#ubuntu-us-wa 2011-12-06
<seattlegaucho> who posted the add for the podcast hw? It looks like it has been removed from craigslist … anyone?
#ubuntu-us-wa 2011-12-07
<androidbruce> #gslug
<bkerensa> wish valorie would join us too
<bkerensa> :D
<shannonlucas> valorie: bkerensa is trying to get the Oregon channel population to beat the California channel's :p
<shannonlucas> Anyone have any experience with the System76 laptops?
<ievans3024> i got free stickers from them once
<ievans3024> i also applied to a customer support position for them, but never got a response back
<ievans3024> but i assume you've got a question about the hardware
<shannonlucas> :-p
<shannonlucas> It's getting time to replace my old laptop, and I was considering them as an option
<ievans3024> and a good one, at that
<shannonlucas> Biggest complaint I saw with the Serval was battery life being really short
<ievans3024> yeah, a lot of power/battery technologies are developed by the manufacturers and (from what i understand) rarely shared between computer manufacturers
<shannonlucas> Found a rant by someone about how they don't provide their drivers for other distros.
<ievans3024> if you only intend on using ubuntu and you aren't concerned with software freedom, then i guess that wouldn't be such a big deal
<ievans3024> funny to me though that they would be using hardware that doesn't work on the drivers provided in ubuntu
<shannonlucas> My bigger concern is more along the lines of how long they would continue to maintain their drivers (which are open source)
<shannonlucas> My old ThinkPad still has great driver support, but it uses baseline Intel parts for everything.
<ievans3024> same as my sony
<ievans3024> good luck with your computer purchase, whatever it turns out to be
<shannonlucas> Thanks.

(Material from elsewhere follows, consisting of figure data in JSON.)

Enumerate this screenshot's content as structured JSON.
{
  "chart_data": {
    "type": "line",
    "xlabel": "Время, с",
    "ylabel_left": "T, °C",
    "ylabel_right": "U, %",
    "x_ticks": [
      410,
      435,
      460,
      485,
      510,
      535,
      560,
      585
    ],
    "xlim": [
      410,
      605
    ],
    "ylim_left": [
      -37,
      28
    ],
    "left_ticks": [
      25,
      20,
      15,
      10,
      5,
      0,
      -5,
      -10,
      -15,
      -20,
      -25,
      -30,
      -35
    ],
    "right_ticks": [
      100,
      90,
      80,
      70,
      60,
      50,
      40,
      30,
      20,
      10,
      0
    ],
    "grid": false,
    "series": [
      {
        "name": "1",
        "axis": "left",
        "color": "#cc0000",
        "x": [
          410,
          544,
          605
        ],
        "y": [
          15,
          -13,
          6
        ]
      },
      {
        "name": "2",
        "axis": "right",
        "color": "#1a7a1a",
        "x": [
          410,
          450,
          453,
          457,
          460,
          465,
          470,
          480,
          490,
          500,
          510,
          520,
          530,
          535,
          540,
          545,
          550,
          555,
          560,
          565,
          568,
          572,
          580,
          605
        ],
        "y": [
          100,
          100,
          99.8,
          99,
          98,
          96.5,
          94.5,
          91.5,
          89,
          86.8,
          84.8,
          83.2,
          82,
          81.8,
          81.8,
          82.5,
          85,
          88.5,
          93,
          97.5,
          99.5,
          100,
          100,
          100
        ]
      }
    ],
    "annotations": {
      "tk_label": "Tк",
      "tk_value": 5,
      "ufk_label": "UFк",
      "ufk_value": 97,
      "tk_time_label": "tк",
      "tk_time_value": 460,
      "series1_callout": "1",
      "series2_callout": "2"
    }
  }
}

I'll probably just agonize over it a few weeks and then just stick with what I have for a while longer. :p
#ubuntu-us-wa 2011-12-08
<anjilslaire> my local ISP just switched me from a static IP to PPoE and cut my connection from ~30mb real DL speed to ~3mb real
<anjilslaire> and says its what all local retailers are providing, after "extensive market research"

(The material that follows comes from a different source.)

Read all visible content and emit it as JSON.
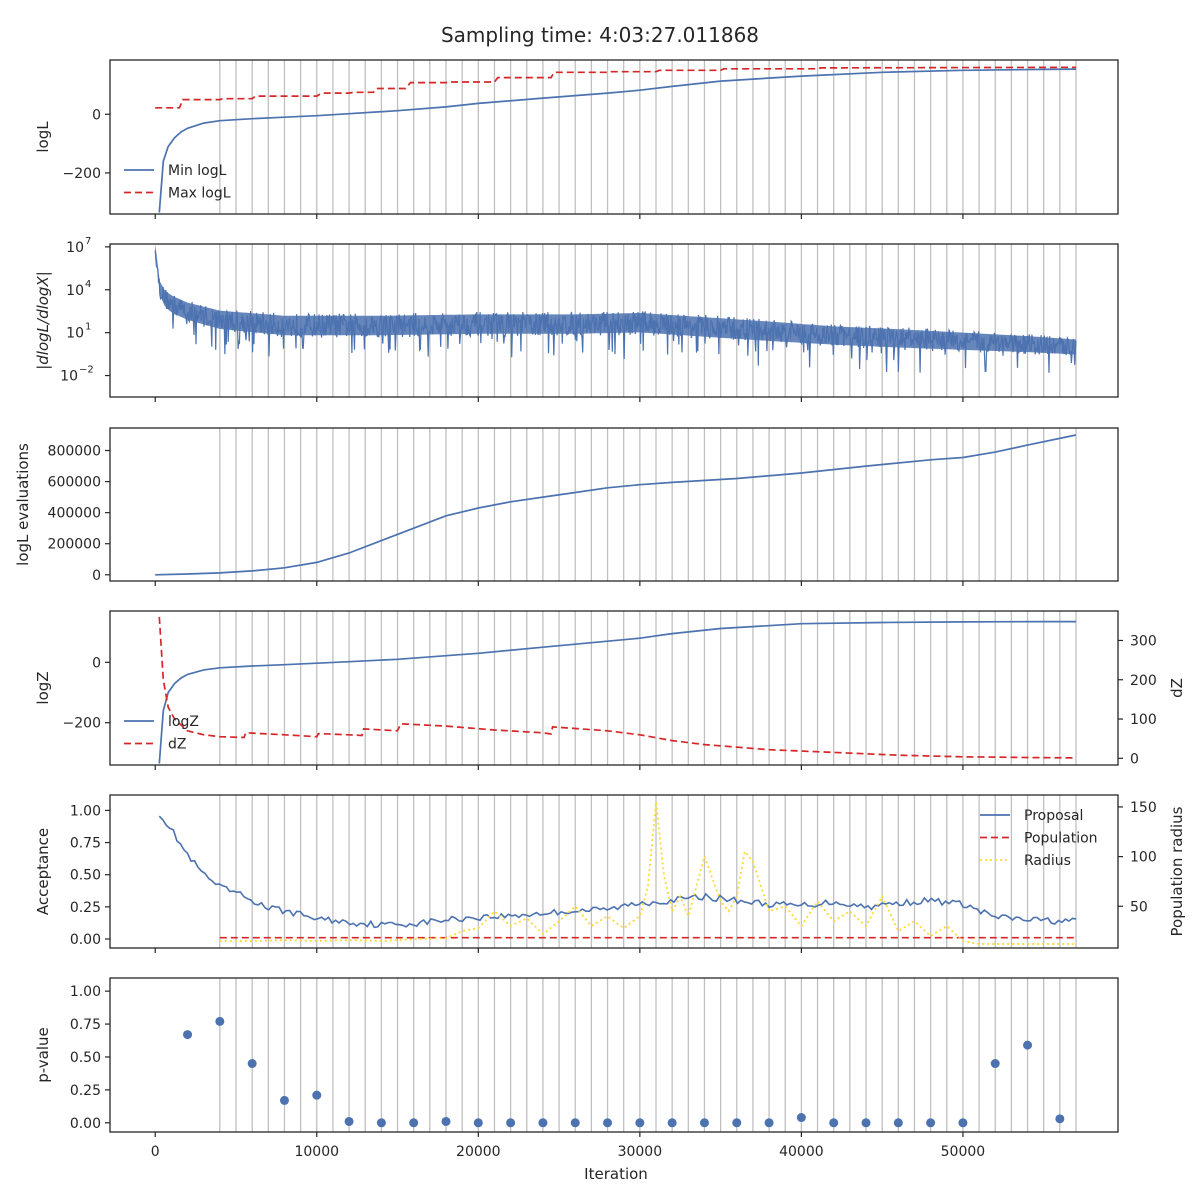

<anjilslaire> for $48 month
<anjilslaire> gee, thanks  for giving me notice.
<anjilslaire> and thats on a fiber connection
<anjilslaire> I just called my local cable provider, and switched to their 10mb cable bundled to my TV, and it's only $32 for the internet half
#ubuntu-us-wa 2011-12-09
<shannonlucas> HP is going to release webOS as open source.
<shannonlucas> http://www.marketwire.com/press-release/hp-to-contribute-webos-to-open-source-nyse-hpq-1596936.htm
<bkerensa> yeah I just blogged about that
<bkerensa> :D
<bkerensa> token gesture at best
<bkerensa> and the press release is somewhat laughable
<shannonlucas> Yeah, just saw your post
#ubuntu-us-wa 2013-12-06
<Slyfooker> ahhh, home sweet home
#ubuntu-us-wa 2013-12-07
<valorie> ok......
<ErichEickmeyer> lol
<valorie> ErichEickmeyer: are you another kubuntu user?
<valorie> I see you're on quassel
<ErichEickmeyer> At the moment, I am. I do dual-boot between Ubuntu and Kubuntu, depending on my mood.
<valorie> cool
<valorie> I mean, it's all ubuntu
<ErichEickmeyer> Very true.
<valorie> but you mean Unity and kub?
<ErichEickmeyer> Yep. Between Unity and KDE.